Of course, as do all Fegans boys, Ken did ‘chores’. General duties and washing up of course! He also did a spell as relief Boiler Boy, where some of the cooking was done. As a working boy, he proudly did the job for three months. He was also Mrs Bennett’s House Boy for three months before he went to the Farm at Goudhurst.

Ken also recalls that some boys were always getting into trouble doing stupid things, but he adopted a middle-of-the-road approach of not being an “out and out goodie, and avoiding things that other boys were getting into trouble for”. He did receive a couple of bad marks, but nothing too serious.

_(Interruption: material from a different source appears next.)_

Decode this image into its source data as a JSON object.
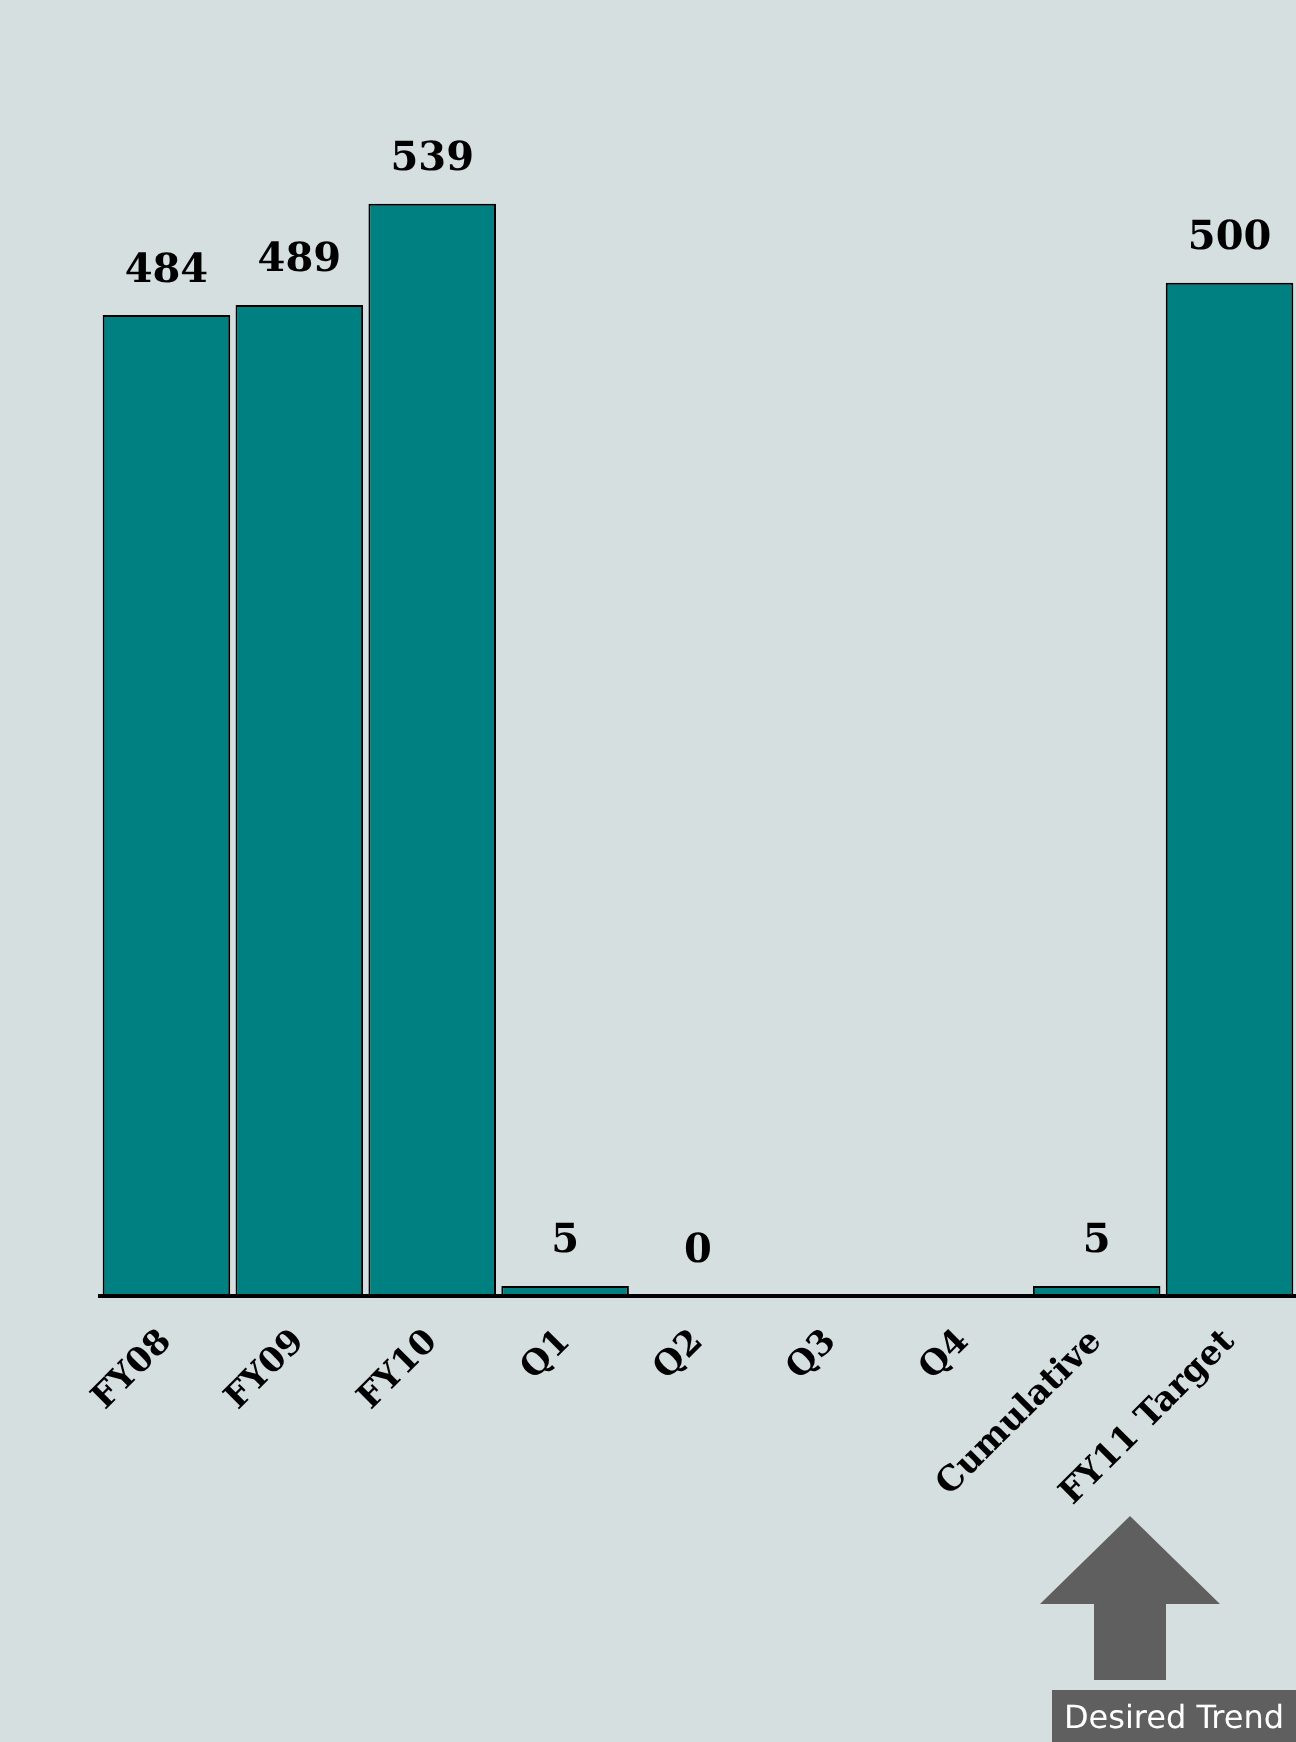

Ken was asked if he was a good scholar; “Before entering Fegans I had an interrupted and spasmodic education for reasons of family breakdown and ill health, but I settled down at Stony Stratford, and finished my schooling there as top boy in Mr Swell’s class. I still have my final school report from him”.

The War came to an end before Ken’s 18th birthday and as he was involved in farming and agriculture, he was exempt from any military action and was also exempted from National Service.

When Ken left Fegans he continued for the next ten years to work in farming, agriculture and horticulture whilst living with his grandparents in Ash, Surrey. After they passed on, he retrained in the construction industry. During this time, he also started his preaching ministry and was very involved in Church life, working with young people, the Kings Own Bible class etc.

His career in construction allowed him to train as a Bricklayer, and finishing his career as an adult education and training officer. During an interim period between a change of jobs Ken occupied his time by working with another Evangelist, using a Gospel tent and caravan to preach the word of the Lord.

Ken married Shirley in 1957 at St Peter’s Church, Ash, Surrey, but sadly Shirley died in 2016. Ken has fond memories of Shirley and met her when they both attended a local Chapel in Ash. They had two daughters, Anne and Christine and they are both married. Ken enjoys six grandchildren, three boys and three girls and at the time of writing, the youngest is 25 and the eldest, 34.